Таким образом, на Мартина Идена она смотрела, как на новинку, как на странное, исключительное существо, и этой новизне приписывала те необыкновенные ощущения, которые он в ней вызывал. Это было естественно. Такие же чувства испытывала она, когда смотрела в зверинце на диких зверей или когда видела бурю и вздрагивала от вспышек молнии. Было что-то космическое в подобного рода явлениях, и было, несомненно, что-то космическое и в нем. Он ей принес дыхание моря, бесконечность земных просторов. Блеск тропического солнца запечатлелся на его лице, а в его крепких железных мускулах была первобытная жизненная сила. Он весь был в рубцах и шрамах, полученных в том неведомом мире жестоких людей и жестоких деяний, который начинался за пределом ее кругозора. Это был дикарь, еще не прирученный, и ей льстила мысль, что он ей так покорен. Ею руководило желание приручить дикаря — и только. Желание это было бессознательно, и ей не приходило в голову, что ей хочется сделать из него подобие своего отца, который ей казался образцом совершенства. В своем неведении она не могла понять и того, что то космическое чувство, которое он в ней вызывал, есть любовь, та непреодолимая сила, что влечет мужчину и женщину друг к другу через целый мир, заставляет оленей в период течки убивать друг друга и все живое побуждает стремиться к соединению.

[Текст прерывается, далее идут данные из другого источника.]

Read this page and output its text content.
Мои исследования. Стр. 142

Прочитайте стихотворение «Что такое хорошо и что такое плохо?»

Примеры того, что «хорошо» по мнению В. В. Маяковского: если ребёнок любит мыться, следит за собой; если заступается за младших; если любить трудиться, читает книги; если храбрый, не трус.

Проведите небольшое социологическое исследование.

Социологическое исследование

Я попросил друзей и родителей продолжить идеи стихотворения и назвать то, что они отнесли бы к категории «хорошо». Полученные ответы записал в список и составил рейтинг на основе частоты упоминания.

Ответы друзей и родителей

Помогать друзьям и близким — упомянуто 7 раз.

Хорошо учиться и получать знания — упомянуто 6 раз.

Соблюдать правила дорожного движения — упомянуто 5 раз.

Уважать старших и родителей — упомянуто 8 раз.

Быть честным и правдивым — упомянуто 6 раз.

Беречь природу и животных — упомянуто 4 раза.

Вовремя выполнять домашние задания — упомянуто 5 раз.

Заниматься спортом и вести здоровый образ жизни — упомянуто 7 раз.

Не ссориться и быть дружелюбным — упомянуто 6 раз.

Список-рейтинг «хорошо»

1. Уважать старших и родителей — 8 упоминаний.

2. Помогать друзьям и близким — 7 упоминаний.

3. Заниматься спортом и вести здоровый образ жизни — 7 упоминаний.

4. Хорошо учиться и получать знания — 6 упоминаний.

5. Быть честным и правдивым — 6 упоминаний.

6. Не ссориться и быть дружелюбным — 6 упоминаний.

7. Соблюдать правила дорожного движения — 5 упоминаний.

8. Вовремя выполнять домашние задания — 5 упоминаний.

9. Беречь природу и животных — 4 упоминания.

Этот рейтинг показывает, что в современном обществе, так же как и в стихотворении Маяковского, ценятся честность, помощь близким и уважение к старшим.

Быстрое развитие Мартина чрезвычайно удивляло и занимало ее. Она открывала в его душе такие стороны, о которых не могла и подозревать, и они раскрывались день ото дня, как цветы на благодатной почве. Она читала ему вслух Броунинга и бывала иногда поражена его неожиданными истолкованиями неясных мест. Она не понимала, что его истолкования, основанные на знании жизни и людей, были часто гораздо правильнее, чем ее. Его рассуждения казались ей наивными, хотя иногда ее увлекал смелый полет его мысли, уносивший его в такие надзвездные дали, куда она не могла следовать за ним и только трепетала от столкновения с какою-то непонятной силой. Потом она играла ему, и музыка проникала в глубины его существа, которых ей было не измерить. Он весь раскрывался навстречу звукам музыки, как цветок раскрывается навстречу солнечным лучам; он очень скоро позабыл дробные ритмы и резкие созвучия музыки джазов и научился ценить излюбленный Руфью классический репертуар. Но все же он испытывал какое-то демократическое пристрастие к Вагнеру, и увертюра к «Тангейзеру», особенно после объяснений Руфи, ему нравилась больше всего. Увертюра эта как бы являлась прообразом его жизни. Его прошлое было для него олицетворено в теме Венерина грота, а Руфь он связывал с хором пилигримов; и казалось, вагнеровские мелодии уносили его в призрачное царство духа, где добро и зло ведут извечную борьбу.
Иногда он задавал вопросы, и ей вдруг начинало казаться, что она сама неправильно понимает музыку. Зато, когда она пела, он ни о чем не спрашивал. В пении он слушал только ее самое и сидел неподвижно. И снова ему вспоминались при этом визгливые песенки фабричных девушек и хриплые завывания пьяных мегер в портовых кабачках. Ей нравилось играть и петь ему. В сущности она в первый раз имела дело с живой человеческой душой, и такой податливой и гибкой, что ей доставляло наслаждение формировать ее; Руфи казалось, что она лепит душу Мартина, и она делала это с самыми лучшими намерениями. А кроме всего, ей доставляло удовольствие находиться в его обществе. Он больше не пугал ее. Сначала он действительно вызвал смутный страх в ее потревоженной душе, но теперь этот страх улегся. Она, сама того не подозревая, уже чувствовала какие-то права на него. С другой стороны, он оказывал на нее живительное действие. Она очень много занималась в университете, и ей, очевидно, было полезно иногда оторваться от книжной пыли и вдохнуть свежую струю морского ветра, которым он был пропитан. Сила! Да, ей нужна была сила, и он великодушно делился с него. Быть с ним в одной комнате, встречать его в дверях — уже значило дышать полной грудью. И когда он уходил, она бралась за свои книги с удвоенной энергией.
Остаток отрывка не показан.